How about we change it a little..... You are in your ambulance driving wherever because dispatch has you changing stations and you see a few drunk people, one falls over and is now on the ground.

Do you
a) Flip the lights and sirens on for a second, pull a U turn and go over to check out the group?

b) Do everything in option 'a' but because the person fell, is intoxicated and is now combative do you assume he has a spinal injury and a head injury, and gets all the medical torture that we do to those patients?

c) Slow down to see if anybody in the group notices you are going by and tries to wave you down?

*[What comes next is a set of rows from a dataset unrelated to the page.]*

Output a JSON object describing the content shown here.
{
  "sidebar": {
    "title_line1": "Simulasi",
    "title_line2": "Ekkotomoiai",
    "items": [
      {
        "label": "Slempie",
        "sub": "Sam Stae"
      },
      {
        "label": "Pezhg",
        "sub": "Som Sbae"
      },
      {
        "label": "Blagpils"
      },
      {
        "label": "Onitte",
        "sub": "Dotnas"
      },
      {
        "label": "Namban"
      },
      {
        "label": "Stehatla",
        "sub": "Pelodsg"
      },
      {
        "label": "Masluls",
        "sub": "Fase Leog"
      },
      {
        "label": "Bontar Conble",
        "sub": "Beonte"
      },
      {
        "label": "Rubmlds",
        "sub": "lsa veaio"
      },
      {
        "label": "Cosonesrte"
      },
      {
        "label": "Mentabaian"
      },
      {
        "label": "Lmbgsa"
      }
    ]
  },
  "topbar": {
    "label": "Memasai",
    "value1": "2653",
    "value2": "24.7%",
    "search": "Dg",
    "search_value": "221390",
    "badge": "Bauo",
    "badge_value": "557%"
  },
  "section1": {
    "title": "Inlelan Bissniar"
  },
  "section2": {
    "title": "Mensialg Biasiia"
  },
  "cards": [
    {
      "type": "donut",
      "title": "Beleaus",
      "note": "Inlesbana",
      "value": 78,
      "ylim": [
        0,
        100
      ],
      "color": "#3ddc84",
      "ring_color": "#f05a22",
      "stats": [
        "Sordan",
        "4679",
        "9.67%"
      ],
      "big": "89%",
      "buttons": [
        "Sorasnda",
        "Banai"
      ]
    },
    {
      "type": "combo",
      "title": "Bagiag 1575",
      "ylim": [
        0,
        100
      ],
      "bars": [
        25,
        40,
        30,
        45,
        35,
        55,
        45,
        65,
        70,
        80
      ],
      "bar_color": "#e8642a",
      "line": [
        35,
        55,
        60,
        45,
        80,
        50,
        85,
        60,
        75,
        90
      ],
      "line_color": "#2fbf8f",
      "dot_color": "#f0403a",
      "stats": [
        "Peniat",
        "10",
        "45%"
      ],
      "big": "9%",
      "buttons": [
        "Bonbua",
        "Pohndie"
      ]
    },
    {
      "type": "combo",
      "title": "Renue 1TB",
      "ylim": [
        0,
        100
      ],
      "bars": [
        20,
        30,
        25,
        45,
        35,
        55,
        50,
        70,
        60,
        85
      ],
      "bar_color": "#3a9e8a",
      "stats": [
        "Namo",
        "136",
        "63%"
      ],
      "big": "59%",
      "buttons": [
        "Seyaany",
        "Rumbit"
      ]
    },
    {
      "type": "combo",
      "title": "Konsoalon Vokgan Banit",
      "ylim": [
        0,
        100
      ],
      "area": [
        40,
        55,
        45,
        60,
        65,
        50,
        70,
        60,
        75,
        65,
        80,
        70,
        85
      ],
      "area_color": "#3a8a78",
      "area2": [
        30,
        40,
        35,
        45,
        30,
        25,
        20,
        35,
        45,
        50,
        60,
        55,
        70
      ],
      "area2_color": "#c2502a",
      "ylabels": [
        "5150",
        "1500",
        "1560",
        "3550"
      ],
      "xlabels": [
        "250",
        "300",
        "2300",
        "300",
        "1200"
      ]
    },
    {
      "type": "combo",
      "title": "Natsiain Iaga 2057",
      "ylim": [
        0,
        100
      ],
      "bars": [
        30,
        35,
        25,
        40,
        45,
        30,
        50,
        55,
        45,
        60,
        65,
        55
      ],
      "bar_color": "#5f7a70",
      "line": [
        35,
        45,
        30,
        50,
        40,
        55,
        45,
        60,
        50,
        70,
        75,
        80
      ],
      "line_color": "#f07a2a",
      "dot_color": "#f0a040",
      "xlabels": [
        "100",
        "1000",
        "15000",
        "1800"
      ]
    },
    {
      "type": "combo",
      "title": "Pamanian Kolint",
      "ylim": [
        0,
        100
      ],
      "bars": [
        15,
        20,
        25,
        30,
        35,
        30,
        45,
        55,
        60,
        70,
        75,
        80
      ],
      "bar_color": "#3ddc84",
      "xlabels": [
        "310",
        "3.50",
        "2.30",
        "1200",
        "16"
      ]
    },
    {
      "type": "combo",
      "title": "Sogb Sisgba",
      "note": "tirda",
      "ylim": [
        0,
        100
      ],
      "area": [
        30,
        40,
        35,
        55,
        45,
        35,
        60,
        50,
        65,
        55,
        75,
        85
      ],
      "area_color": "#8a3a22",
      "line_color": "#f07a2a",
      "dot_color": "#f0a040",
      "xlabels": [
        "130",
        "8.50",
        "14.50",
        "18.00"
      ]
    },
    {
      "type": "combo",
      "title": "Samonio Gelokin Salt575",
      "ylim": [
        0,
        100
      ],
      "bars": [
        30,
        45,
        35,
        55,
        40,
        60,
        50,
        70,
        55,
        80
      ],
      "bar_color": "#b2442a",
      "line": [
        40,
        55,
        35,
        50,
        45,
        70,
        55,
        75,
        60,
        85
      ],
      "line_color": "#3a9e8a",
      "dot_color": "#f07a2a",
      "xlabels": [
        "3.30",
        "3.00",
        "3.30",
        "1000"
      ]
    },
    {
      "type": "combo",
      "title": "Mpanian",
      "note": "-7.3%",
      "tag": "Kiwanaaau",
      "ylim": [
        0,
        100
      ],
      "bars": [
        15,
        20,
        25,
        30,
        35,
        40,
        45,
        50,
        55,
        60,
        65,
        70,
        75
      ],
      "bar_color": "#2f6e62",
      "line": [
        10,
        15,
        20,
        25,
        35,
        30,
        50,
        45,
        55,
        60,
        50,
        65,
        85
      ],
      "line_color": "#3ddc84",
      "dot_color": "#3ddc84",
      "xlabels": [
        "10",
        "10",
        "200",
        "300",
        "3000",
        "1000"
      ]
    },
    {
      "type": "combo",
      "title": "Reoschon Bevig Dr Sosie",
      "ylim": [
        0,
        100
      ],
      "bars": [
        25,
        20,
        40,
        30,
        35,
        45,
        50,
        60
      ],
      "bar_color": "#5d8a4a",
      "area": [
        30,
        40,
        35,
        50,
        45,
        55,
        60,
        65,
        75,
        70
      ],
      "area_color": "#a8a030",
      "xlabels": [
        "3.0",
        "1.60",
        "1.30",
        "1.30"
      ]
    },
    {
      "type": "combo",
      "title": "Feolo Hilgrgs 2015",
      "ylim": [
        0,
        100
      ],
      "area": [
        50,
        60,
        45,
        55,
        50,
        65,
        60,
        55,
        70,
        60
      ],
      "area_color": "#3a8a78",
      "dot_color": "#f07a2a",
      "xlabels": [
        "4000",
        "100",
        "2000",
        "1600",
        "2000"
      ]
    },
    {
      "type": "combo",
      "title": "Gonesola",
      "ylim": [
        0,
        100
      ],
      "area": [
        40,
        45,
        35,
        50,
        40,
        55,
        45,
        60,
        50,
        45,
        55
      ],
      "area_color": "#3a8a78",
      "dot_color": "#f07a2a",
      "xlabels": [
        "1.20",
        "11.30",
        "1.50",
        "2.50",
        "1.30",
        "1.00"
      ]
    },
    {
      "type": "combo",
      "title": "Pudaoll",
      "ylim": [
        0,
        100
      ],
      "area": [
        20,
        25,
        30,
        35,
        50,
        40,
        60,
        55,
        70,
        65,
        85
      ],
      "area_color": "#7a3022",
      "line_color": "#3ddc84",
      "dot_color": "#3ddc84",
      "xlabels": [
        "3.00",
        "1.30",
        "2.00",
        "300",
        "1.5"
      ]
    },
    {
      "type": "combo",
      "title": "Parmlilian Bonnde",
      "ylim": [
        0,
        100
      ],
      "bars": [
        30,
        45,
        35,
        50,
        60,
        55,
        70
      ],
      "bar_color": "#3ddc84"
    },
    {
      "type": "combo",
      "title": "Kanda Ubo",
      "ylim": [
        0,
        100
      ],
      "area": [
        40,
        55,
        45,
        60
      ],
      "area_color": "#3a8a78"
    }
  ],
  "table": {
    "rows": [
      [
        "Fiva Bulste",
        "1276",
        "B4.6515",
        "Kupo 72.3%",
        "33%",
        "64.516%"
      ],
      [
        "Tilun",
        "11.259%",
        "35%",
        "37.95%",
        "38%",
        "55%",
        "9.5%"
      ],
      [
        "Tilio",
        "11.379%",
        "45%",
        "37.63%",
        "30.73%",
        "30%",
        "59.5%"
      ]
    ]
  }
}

Jokes aside, with all of my patients they have to score specific points before I provide a treatment. Those points might be the parts a, b, and c on my protocols or how I choose to evaluate them. For this patient, how it is presented in the OP they do not move past me checking for MOI.
 
D: Turn down an ally before anyone has a chance to wave you down.
 
Our protocols in MD state these are the indications for back boarding:
(2) If patient presents with a traumatic mechanism which could cause cervical spine injury and meets ANY of the following criteria, complete Spinal Immobilization (C-spine and back maintaining neutral alignment and padding when appropriate) should occur.
(a) History of Loss of Consciousness (LOC) or Unconscious?
(b) Disoriented or altered LOC?
(c) Suspected use of Drugs or Alcohol?
(d) Midline Cervical Tenderness or Pain?
(e) Focal Neurologic Deficit?
(f) Has a painful distracting injury that could mask cervical pain or
injury?
(g) Child less than 8 years of age


I guess in your case the main question is how hard/distance of fall was and if the pain in the neck was midline or not.

he was definitely altered, and it was probable that he had a LOC. hmm. i appreciate all the answers to my thread but i'm only about a year experienced and I'm confused as to why you would not backboard him just to be safe?

thanks guys
 
Go to pubmed.com search for articles about c-collars or backboards. Spend some time reading them and you will be able to answer your own question.